Mix flour with some cold milk, and then add to the soup – this will thicken it up a bit. Add the rest of the 2 c. milk. Bring to a simmer and season with salt and pepper to taste. Just before serving, add the salmon and herbs and stir to mix.

King Haakon’s Cake

This cake recipe caught my attention as I was reading through my cookbooks. It seems that about half of the dessert recipes in Scandinavia involve almonds or almond paste in some way. I love almonds, so I’m certainly not complaining! King Haakon’s Cake (Konge Haakon’s Kake) is a Norwegian recipe named after one (or all) of a long line of kings who went by that name. It is a dense yellow cake (actually I’m not sure it’s SUPPOSED to be dense, but it did turn out that way), cut into three layers.  The first two layers are topped with chocolate filling, and the third is topped with a circle of almond paste that is rolled into a circle to match the cake.  Whipped cream is then spread on the sides of the cake. The flavor surprisingly reminded me of a Boston Creme pie, even though the filling and frosting are reversed.

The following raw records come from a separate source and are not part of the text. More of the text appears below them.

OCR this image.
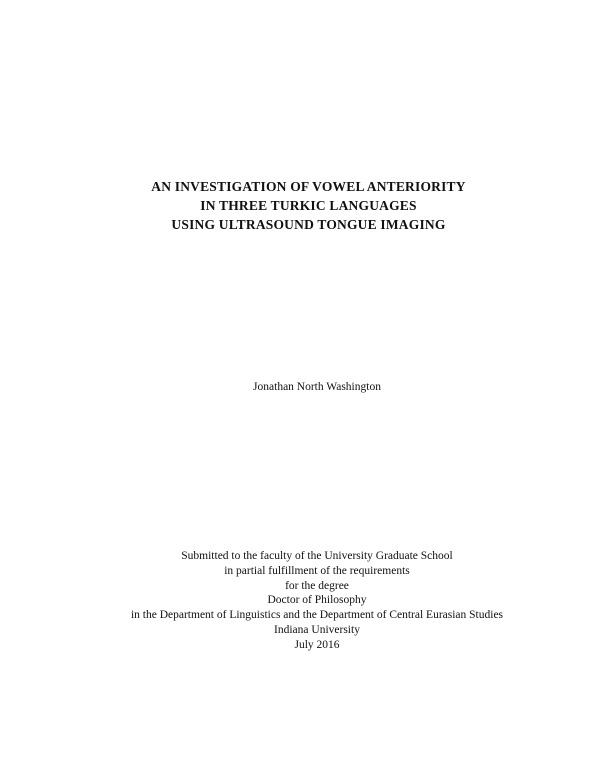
AN INVESTIGATION OF VOWEL ANTERIORITY
IN THREE TURKIC LANGUAGES
USING ULTRASOUND TONGUE IMAGING
Jonathan North Washington
Submitted to the faculty of the University Graduate School
in partial fulfillment of the requirements
for the degree
Doctor of Philosophy
in the Department of Linguistics and the Department of Central Eurasian Studies
Indiana University
July 2016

I took this cake to a holiday party of the International Festival committee & board members, which was a lot of fun! About 20 people gathered to share an international potluck meal and celebrate the success of this year’s International Festival of Raleigh. I think I’m going to enjoy being a part of this group, as our cooking demonstration committee has agreed to stay on for the 2011 festival!

King Haakon’s Cake
Cake:
2 sticks butter, softened
1 cup sugar
6 eggs, separated
2 c. flour
1 tsp. baking powder
1/2 c. milk

For the cake, spray a 10-inch springform pan with cooking spray and dust with flour. Cream together the butter and sugar for about 4 minutes until fluffy. Add the egg yolks and mix well. Sift together the flour and baking powder and add alternately with the milk, scraping down the sides of the bowl as necessary and ending with flour. Beat the egg whites in a clean bowl until stiff. Gently fold half the whites into the batter, then finish with the rest. Pour the batter into the prepared pan and bake at 350 degrees for about 30 minutes, or until a toothpick comes out clean. Cool. In my case, the cake rose very well, and then deflated while cooling, so don’t be alarmed if this happened. I’m not sure if it’s supposed to do that or not, but the end product tasted ok! :)

Chocolate filling:
1 c. heavy whipping cream
2 tsp. cornstarch
3 Tbsp. sugar
3 oz. unsweetened chocolate, chopped
3 egg yolks

Mix together the cream, cornstarch and sugar in a small saucepan. Heat to almost boiling and then remove from heat and add chopped chocolate. Wait for a few minutes and then whisk until smooth and chocolate is fully melted. Beat the egg yolks in a bowl and gradually add part of the chocolate mixture, while continuing to whisk. Then add the egg mixture back to the rest of the melted chocolate and stir well. Cook and stir over low heat for about 1 minute until it thickens up. Remove from the heat, cover with saran wrap and chill. You may need to warm it up a bit before spreading when you assemble the cake.

Almond paste:
1 c. sliced almonds
2/3 c. powdered sugar
1 egg white

Put the almonds in a food processor and grind them finely. Add powdered sugar to mix well, then add the egg white. It will be very sticky. Spread out the almond paste between two layers of saran wrap to be about 10 inches in diameter (matching the top of the cake). Lay flat on a plate in the refrigerator to chill.

Whipped cream:
1 c. heavy whipping cream
2 Tbsp. powdered sugar
1/2 tsp. vanilla

Whip cream, sugar and vanilla until stiff peaks form.

Assembly:
Cut the cooled cake into three equal layers. On the first two layers, divide the chocolate filling and spread evenly. Stack those layers. Add the third layer and top it with the circle of almond paste. Spread whipped cream on the sides of the cake. Keep refrigerated until about 20-30 minutes before you’re ready to serve the cake.